Wat een heerlijk weer, hoe goed voelt dat in elke cel van je
llichaam, dat zonnetje dat op je rug schijnt.
De poezels voelen het ook in elke cel van hun lijfjes, en ze worden er
helemaal zottekes van. En dat leidt tot hilarische taferelen. Wilde spurten van
het uiteinde van de tuin helemaal door tuin-veranda-keuken-living, en dan weer
in de andere richting. Want de deuren staan even open, en ik heb zelfs mijn
broodje gegeten op mijn terras, in het zonnetje.

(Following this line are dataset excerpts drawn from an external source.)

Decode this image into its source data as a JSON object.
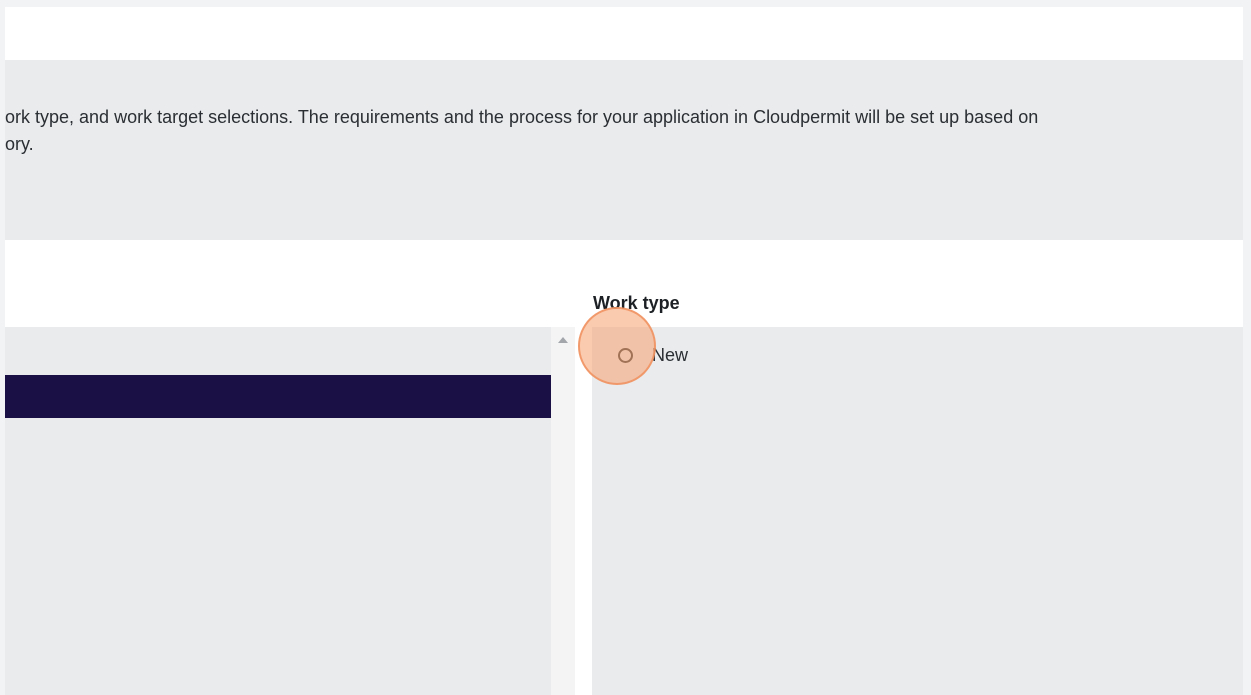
{
  "info": {
    "line1": "ork type, and work target selections. The requirements and the process for your application in Cloudpermit will be set up based on",
    "line2": "ory."
  },
  "work_type": {
    "label": "Work type",
    "options": [
      {
        "label": "New",
        "selected": false
      }
    ]
  },
  "colors": {
    "selected_row": "#1a1045",
    "panel_bg": "#e9ebed",
    "click_highlight": "#f7a16e"
  }
}
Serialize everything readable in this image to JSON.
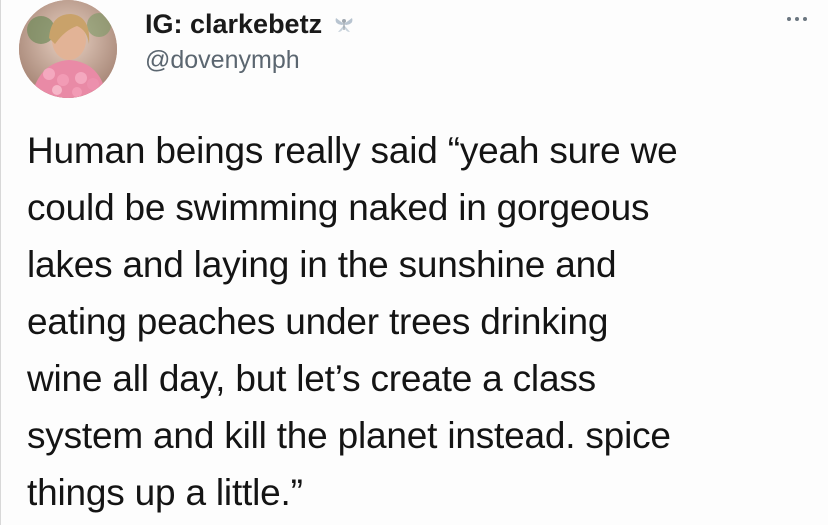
{
  "author": {
    "display_name": "IG: clarkebetz",
    "handle": "@dovenymph",
    "badge_icon": "fairy-emoji-icon",
    "avatar": "profile-photo"
  },
  "menu": {
    "icon": "more-options-icon"
  },
  "tweet": {
    "text": "Human beings really said “yeah sure we\ncould be swimming naked in gorgeous\nlakes and laying in the sunshine and\neating peaches under trees drinking\nwine all day, but let’s create a class\nsystem and kill the planet instead. spice\nthings up a little.”"
  },
  "colors": {
    "text": "#141414",
    "handle": "#5b6670",
    "background": "#fdfdfd"
  }
}
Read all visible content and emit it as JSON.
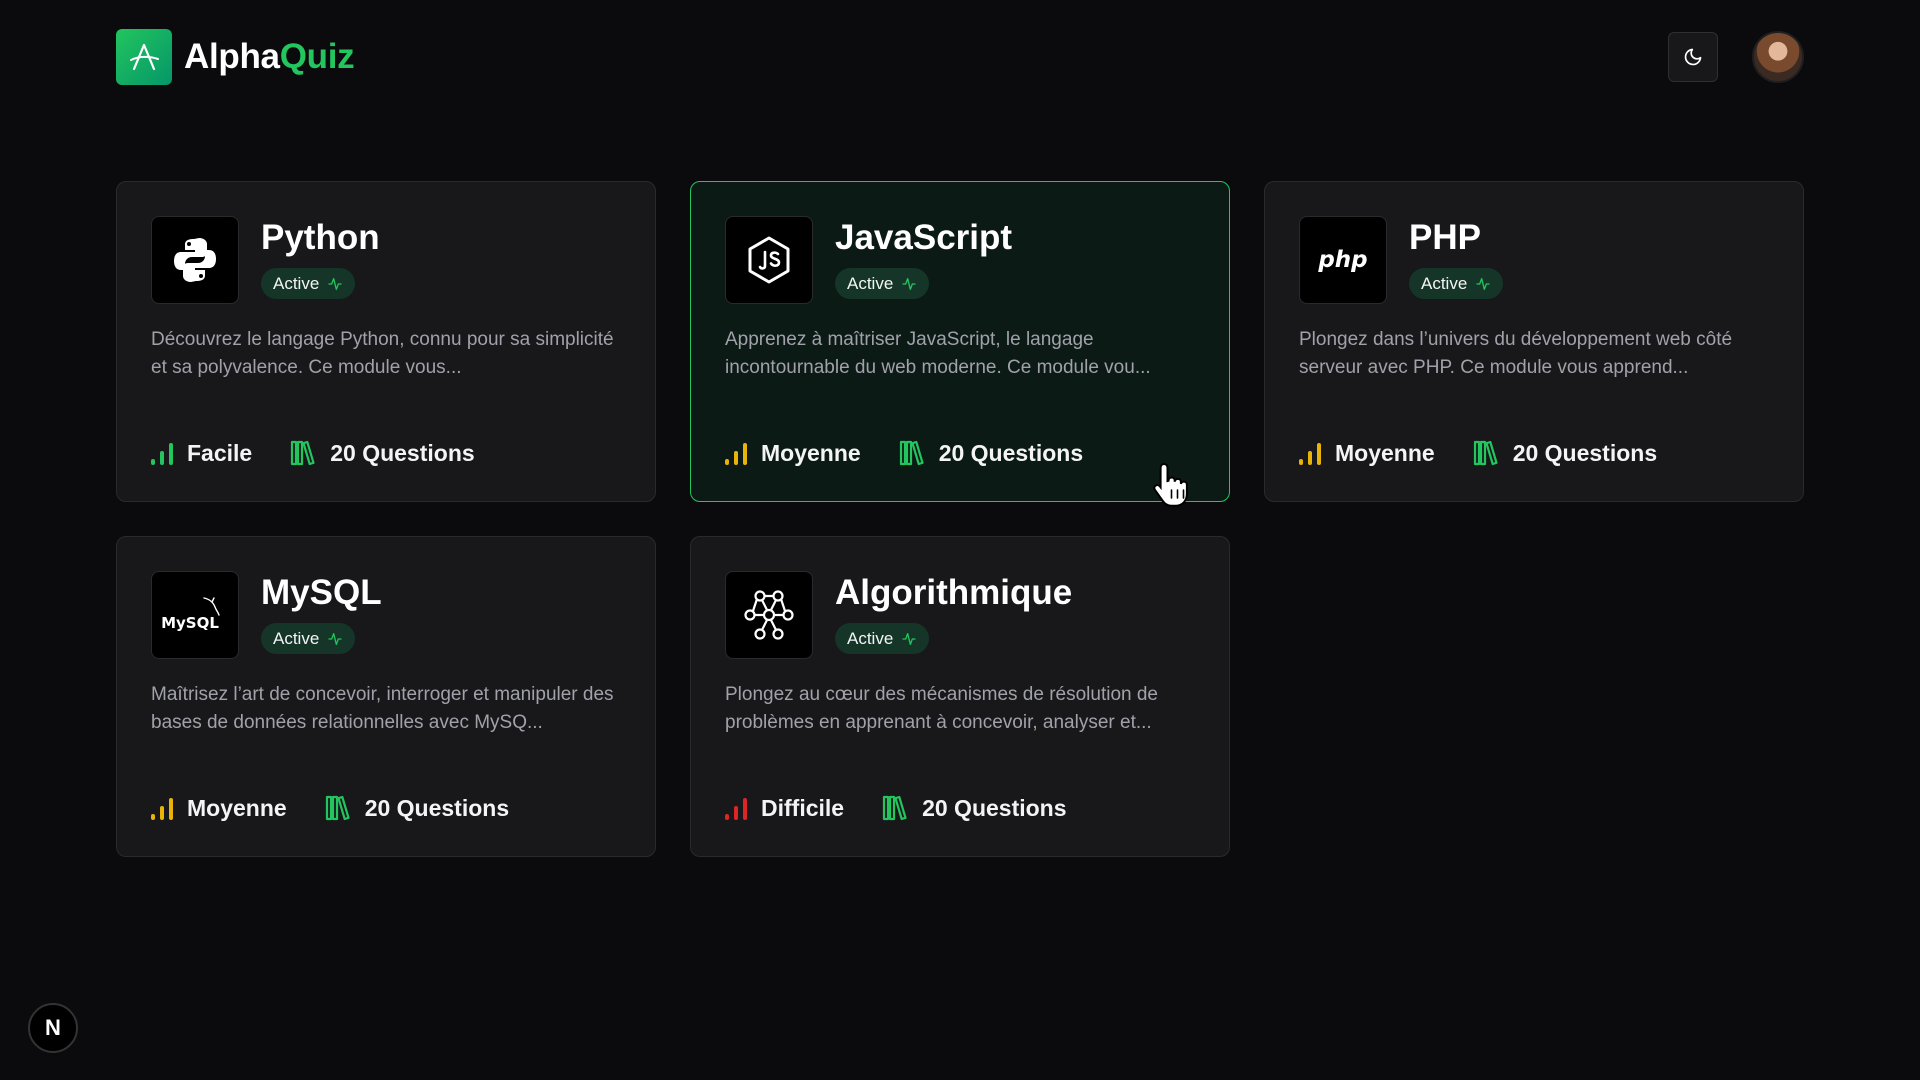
{
  "brand": {
    "part1": "Alpha",
    "part2": "Quiz",
    "logo_icon": "alpha-logo-icon"
  },
  "header": {
    "theme_toggle_icon": "moon-icon",
    "avatar": "user-avatar"
  },
  "colors": {
    "accent": "#22c55e",
    "badge_bg": "#143528",
    "easy": "#22c55e",
    "medium": "#eab308",
    "hard": "#dc2626"
  },
  "cards": [
    {
      "title": "Python",
      "status": "Active",
      "description": "Découvrez le langage Python, connu pour sa simplicité et sa polyvalence. Ce module vous...",
      "difficulty": "Facile",
      "difficulty_level": "easy",
      "questions": "20 Questions",
      "icon": "python-icon"
    },
    {
      "title": "JavaScript",
      "status": "Active",
      "description": "Apprenez à maîtriser JavaScript, le langage incontournable du web moderne. Ce module vou...",
      "difficulty": "Moyenne",
      "difficulty_level": "medium",
      "questions": "20 Questions",
      "icon": "javascript-icon"
    },
    {
      "title": "PHP",
      "status": "Active",
      "description": "Plongez dans l’univers du développement web côté serveur avec PHP. Ce module vous apprend...",
      "difficulty": "Moyenne",
      "difficulty_level": "medium",
      "questions": "20 Questions",
      "icon": "php-icon",
      "icon_text": "php"
    },
    {
      "title": "MySQL",
      "status": "Active",
      "description": "Maîtrisez l’art de concevoir, interroger et manipuler des bases de données relationnelles avec MySQ...",
      "difficulty": "Moyenne",
      "difficulty_level": "medium",
      "questions": "20 Questions",
      "icon": "mysql-icon",
      "icon_text": "MySQL"
    },
    {
      "title": "Algorithmique",
      "status": "Active",
      "description": "Plongez au cœur des mécanismes de résolution de problèmes en apprenant à concevoir, analyser et...",
      "difficulty": "Difficile",
      "difficulty_level": "hard",
      "questions": "20 Questions",
      "icon": "network-nodes-icon"
    }
  ],
  "dev_badge": {
    "label": "N"
  }
}
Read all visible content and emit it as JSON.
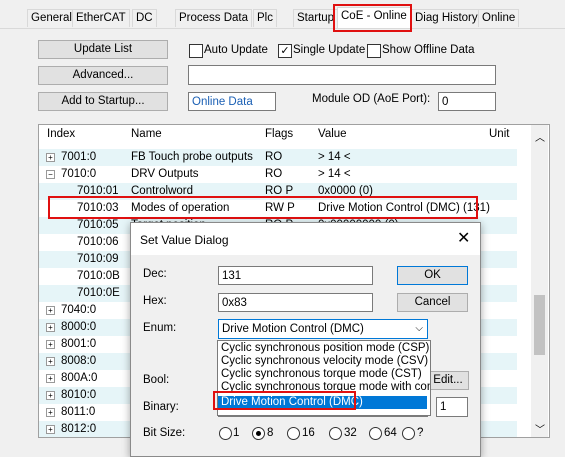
{
  "tabs": [
    "General",
    "EtherCAT",
    "DC",
    "Process Data",
    "Plc",
    "Startup",
    "CoE - Online",
    "Diag History",
    "Online"
  ],
  "toolbar": {
    "update_list": "Update List",
    "advanced": "Advanced...",
    "add_to_startup": "Add to Startup...",
    "auto_update": "Auto Update",
    "single_update": "Single Update",
    "show_offline": "Show Offline Data",
    "online_data": "Online Data",
    "module_od_label": "Module OD (AoE Port):",
    "module_od_value": "0"
  },
  "table": {
    "headers": {
      "index": "Index",
      "name": "Name",
      "flags": "Flags",
      "value": "Value",
      "unit": "Unit"
    },
    "rows": [
      {
        "index": "7001:0",
        "name": "FB Touch probe  outputs",
        "flags": "RO",
        "value": "> 14 <"
      },
      {
        "index": "7010:0",
        "name": "DRV Outputs",
        "flags": "RO",
        "value": "> 14 <"
      },
      {
        "index": "7010:01",
        "name": "Controlword",
        "flags": "RO P",
        "value": "0x0000 (0)"
      },
      {
        "index": "7010:03",
        "name": "Modes of operation",
        "flags": "RW P",
        "value": "Drive Motion Control (DMC) (131)"
      },
      {
        "index": "7010:05",
        "name": "Target position",
        "flags": "RO P",
        "value": "0x00000000 (0)"
      },
      {
        "index": "7010:06",
        "name": "",
        "flags": "",
        "value": ""
      },
      {
        "index": "7010:09",
        "name": "",
        "flags": "",
        "value": ""
      },
      {
        "index": "7010:0B",
        "name": "",
        "flags": "",
        "value": ""
      },
      {
        "index": "7010:0E",
        "name": "",
        "flags": "",
        "value": ""
      },
      {
        "index": "7040:0",
        "name": "",
        "flags": "",
        "value": ""
      },
      {
        "index": "8000:0",
        "name": "",
        "flags": "",
        "value": ""
      },
      {
        "index": "8001:0",
        "name": "",
        "flags": "",
        "value": ""
      },
      {
        "index": "8008:0",
        "name": "",
        "flags": "",
        "value": ""
      },
      {
        "index": "800A:0",
        "name": "",
        "flags": "",
        "value": ""
      },
      {
        "index": "8010:0",
        "name": "",
        "flags": "",
        "value": ""
      },
      {
        "index": "8011:0",
        "name": "",
        "flags": "",
        "value": ""
      },
      {
        "index": "8012:0",
        "name": "",
        "flags": "",
        "value": ""
      }
    ]
  },
  "dialog": {
    "title": "Set Value Dialog",
    "dec_label": "Dec:",
    "dec_value": "131",
    "hex_label": "Hex:",
    "hex_value": "0x83",
    "enum_label": "Enum:",
    "enum_value": "Drive Motion Control (DMC)",
    "bool_label": "Bool:",
    "binary_label": "Binary:",
    "binary_value": "1",
    "bitsize_label": "Bit Size:",
    "ok": "OK",
    "cancel": "Cancel",
    "edit": "Edit...",
    "enum_options": [
      "Cyclic synchronous position mode (CSP)",
      "Cyclic synchronous velocity mode (CSV)",
      "Cyclic synchronous torque mode (CST)",
      "Cyclic synchronous torque mode with comm",
      "Drive Motion Control (DMC)"
    ],
    "bit_sizes": [
      "1",
      "8",
      "16",
      "32",
      "64",
      "?"
    ]
  }
}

Toen ik terug in de keuken stond om water te koken voor een
tas koffie, schoot ik nog bijna hardop in de lach van een uitschuiver van Sir
William, hij kwam zo woest aangestormd dat bij de overgang van veranda naar
terras zijn achterste uit de bocht vloog. Zijn achterpootjes schoven, zijn poep vloog opzij de lucht in
terwijl zijn voorpoten bleven galopperen.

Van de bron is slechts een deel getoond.